The next step is preventing pages that share fake news from buying Facebook ads, regardless if their fake news stories include a disputed link or not.

Fake News Pages Will Be Blocked From Buying Ads

"If Pages repeatedly share stories marked as false, these repeat offenders will no longer be allowed to advertise on Facebook," reads Facebook's announcement.

"This update will help to reduce the distribution of false news which will keep Pages that spread false news from making money."

Facebook said it found instances of Pages buying ads just to spread fake news stories and hoaxes more broadly. This time, if Pages continue sharing stories marked by third-party fact-checkers, Facebook will prevent them for purchasing ads altogether. However, if they stop sharing fake news, they can begin buying ads once more.

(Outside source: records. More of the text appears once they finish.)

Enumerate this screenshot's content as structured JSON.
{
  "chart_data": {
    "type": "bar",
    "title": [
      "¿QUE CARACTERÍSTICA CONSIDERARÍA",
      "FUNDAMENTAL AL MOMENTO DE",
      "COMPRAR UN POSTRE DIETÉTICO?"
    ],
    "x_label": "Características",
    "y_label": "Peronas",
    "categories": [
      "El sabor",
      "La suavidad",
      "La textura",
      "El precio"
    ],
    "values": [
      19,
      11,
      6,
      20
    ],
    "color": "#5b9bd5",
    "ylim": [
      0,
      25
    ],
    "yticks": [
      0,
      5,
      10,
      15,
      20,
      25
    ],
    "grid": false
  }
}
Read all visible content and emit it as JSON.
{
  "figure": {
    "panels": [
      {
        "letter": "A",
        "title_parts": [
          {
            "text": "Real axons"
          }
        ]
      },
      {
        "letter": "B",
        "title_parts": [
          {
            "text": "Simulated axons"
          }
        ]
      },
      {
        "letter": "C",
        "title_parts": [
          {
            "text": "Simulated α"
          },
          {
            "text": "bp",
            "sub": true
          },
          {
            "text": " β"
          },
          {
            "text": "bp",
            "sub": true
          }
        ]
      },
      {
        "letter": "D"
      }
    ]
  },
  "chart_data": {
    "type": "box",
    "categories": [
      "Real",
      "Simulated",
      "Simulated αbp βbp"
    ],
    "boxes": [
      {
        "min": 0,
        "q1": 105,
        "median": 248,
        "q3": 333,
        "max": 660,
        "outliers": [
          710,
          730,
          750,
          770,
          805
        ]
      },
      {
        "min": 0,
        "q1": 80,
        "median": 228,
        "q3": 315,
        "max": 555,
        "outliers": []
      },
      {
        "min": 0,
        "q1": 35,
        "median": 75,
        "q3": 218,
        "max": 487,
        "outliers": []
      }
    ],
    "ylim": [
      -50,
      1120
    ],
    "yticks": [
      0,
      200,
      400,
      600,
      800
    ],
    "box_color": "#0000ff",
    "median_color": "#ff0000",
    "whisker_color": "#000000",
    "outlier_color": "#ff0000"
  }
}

Facebook And Its Fake News Problem

Facebook received stern criticisms last year for allegedly doing nothing to stop the spread of fake news on its platform. Ever since, the term "fake news" has been thrown all over the place, notably by the president himself when referring to CNN or other major publications. As TechCrunch notes, Facebook has chosen to use the term "false news" instead.

Rob Leathern, Facebook's product director, said the company has been trying to combat false news in three ways: ending monetary value of fake news, hampering or slowing down their spread, and helping users be better at identifying them when they appear on their newsfeed.

In the case of this newest change, blocking fake news Pages from buying ads will end the monetary value of spreading such news. The company is particularly concerned that some Pages are using false news stories as a way to build an audience. Shutting down their ability to create and push ads will severely handicap them in trying to attract audiences.

Facebook failed to mention any specifics — for instance, how many links to false news stories a Page must share before it gets blocked from buying ads, and for that matter, how long it'll take for them to get unblocked suppose they stop sharing such items.

"Obviously, it's not a single instance. It's a repeated pattern of misinformation," said Leathern.